It has been suggested that any marginal benefit (for some people) of ‘evening out’ pedal effort would be better if long/short sides were in a different orientation from the one Shimano decided.
Sheldon was always happy to fly the flag for Biopace, and offered a pretty good explanation of why Shimano put the smaller radius at the power stroke portion and the larger radius at the deadspots.
Oval rings were a marketing gimmick.
No-one really ran clipless pedals before Look thought of applying ski binding technology to bike pedals, and went all out to sponsor riders in major races. Biopace, and its imitators, probably was a technological solution to a problem that no-one had – or at least, one to which no-one had thought to apply the finest Japanese scientific minds. The crank and round chainring is already a very biomechanically efficient system, because it provides roughly a 1:5 power to recovery ratio for muscles, and using more of the rotation to generate useful power will affect stamina, just as using our 'useless' arm muscles to help propel a bike in tandem with (fully functioning) legs is not a way to go faster for longer, when the leg muscles are already capable of using all the energy the body is able to generate.

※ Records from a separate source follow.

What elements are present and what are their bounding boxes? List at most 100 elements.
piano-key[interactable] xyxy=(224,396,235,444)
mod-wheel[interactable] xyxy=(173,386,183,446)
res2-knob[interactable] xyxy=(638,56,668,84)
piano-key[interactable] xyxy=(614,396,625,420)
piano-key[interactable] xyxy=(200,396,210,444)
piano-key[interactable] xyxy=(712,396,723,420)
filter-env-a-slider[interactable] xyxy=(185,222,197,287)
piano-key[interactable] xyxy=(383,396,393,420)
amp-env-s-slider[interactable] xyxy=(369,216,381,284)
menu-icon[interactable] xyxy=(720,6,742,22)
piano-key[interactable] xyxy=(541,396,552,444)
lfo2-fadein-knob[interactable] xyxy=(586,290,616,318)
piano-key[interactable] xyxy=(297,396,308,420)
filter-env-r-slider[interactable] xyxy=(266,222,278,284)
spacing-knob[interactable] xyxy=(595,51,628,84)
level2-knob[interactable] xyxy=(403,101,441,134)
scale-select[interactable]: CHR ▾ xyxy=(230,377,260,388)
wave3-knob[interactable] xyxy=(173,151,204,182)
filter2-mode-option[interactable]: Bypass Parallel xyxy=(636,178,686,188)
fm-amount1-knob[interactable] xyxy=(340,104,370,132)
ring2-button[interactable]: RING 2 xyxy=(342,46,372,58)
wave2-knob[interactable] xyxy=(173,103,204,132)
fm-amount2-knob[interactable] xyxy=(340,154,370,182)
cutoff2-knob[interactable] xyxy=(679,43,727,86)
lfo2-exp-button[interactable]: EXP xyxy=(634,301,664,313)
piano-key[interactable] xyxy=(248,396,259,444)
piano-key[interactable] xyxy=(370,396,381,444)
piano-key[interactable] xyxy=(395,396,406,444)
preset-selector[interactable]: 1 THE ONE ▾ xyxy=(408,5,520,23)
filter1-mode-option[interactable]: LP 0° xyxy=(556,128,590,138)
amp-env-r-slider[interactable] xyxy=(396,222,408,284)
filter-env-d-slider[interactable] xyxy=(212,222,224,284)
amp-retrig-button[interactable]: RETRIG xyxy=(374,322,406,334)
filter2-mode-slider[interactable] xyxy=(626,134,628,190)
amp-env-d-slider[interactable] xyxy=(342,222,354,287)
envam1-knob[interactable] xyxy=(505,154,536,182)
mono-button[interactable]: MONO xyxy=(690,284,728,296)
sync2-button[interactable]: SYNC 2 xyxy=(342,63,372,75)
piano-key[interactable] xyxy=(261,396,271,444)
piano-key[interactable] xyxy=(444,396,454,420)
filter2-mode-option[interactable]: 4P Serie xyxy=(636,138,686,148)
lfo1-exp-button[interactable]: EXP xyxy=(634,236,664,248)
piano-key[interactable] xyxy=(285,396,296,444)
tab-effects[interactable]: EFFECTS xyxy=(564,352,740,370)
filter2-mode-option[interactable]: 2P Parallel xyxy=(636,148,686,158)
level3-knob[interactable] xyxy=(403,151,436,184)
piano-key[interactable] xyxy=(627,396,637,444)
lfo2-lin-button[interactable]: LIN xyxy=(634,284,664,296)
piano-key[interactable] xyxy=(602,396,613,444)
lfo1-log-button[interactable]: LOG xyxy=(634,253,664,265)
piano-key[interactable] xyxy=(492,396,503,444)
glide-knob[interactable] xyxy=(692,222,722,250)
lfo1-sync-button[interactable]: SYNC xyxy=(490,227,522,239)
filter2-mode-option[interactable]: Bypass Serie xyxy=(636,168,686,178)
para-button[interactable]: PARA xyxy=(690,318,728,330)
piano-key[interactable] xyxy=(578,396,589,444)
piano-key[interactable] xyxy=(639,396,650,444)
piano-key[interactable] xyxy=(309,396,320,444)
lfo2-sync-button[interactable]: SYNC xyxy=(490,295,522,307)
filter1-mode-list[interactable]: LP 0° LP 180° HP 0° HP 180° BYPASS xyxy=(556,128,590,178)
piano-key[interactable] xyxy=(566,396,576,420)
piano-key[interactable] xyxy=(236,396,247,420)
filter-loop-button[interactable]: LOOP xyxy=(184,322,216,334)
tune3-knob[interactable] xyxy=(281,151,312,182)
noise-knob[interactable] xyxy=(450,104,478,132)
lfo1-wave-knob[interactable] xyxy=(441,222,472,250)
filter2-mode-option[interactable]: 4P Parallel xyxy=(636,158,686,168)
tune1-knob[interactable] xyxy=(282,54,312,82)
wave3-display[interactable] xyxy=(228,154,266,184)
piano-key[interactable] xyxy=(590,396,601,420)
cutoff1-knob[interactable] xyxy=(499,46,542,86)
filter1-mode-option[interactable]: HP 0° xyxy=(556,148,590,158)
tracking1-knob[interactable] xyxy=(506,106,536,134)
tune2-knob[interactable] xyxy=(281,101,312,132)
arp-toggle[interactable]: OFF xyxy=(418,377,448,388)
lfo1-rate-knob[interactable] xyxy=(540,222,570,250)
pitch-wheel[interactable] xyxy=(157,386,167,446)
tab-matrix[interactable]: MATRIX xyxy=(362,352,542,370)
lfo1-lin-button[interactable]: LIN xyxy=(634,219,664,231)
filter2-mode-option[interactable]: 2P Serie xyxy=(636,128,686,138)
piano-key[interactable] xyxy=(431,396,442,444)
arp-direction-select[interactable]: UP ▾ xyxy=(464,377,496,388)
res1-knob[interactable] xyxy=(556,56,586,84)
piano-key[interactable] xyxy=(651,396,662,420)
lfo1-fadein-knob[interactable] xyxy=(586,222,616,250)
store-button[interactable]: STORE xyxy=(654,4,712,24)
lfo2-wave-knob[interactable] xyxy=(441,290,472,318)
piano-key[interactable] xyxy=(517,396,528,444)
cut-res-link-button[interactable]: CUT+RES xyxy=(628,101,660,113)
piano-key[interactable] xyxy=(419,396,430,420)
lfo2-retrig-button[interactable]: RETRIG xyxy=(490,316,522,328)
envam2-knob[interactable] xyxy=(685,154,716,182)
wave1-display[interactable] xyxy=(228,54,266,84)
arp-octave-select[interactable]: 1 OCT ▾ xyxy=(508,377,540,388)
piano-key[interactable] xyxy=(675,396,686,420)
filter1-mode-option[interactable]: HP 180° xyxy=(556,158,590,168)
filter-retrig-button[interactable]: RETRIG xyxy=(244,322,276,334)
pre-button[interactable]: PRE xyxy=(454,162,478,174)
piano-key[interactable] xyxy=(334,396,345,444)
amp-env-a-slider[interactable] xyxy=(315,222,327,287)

I came to mountain bikes just when Biopace was hot stuff, but by the time I had graduated from my Sachs geary Raleigh made of weighs-a-ton steel to my Suntour XPress crmo Trek, oval chainrings were already passé, on the basis that round chainrings were 'more powerful' and probably better after all. I toy with the idea of putting a vintage Biopace chainset on my blue bike, but it's from 1991 and thus a couple of years too young for proper retrobike approval.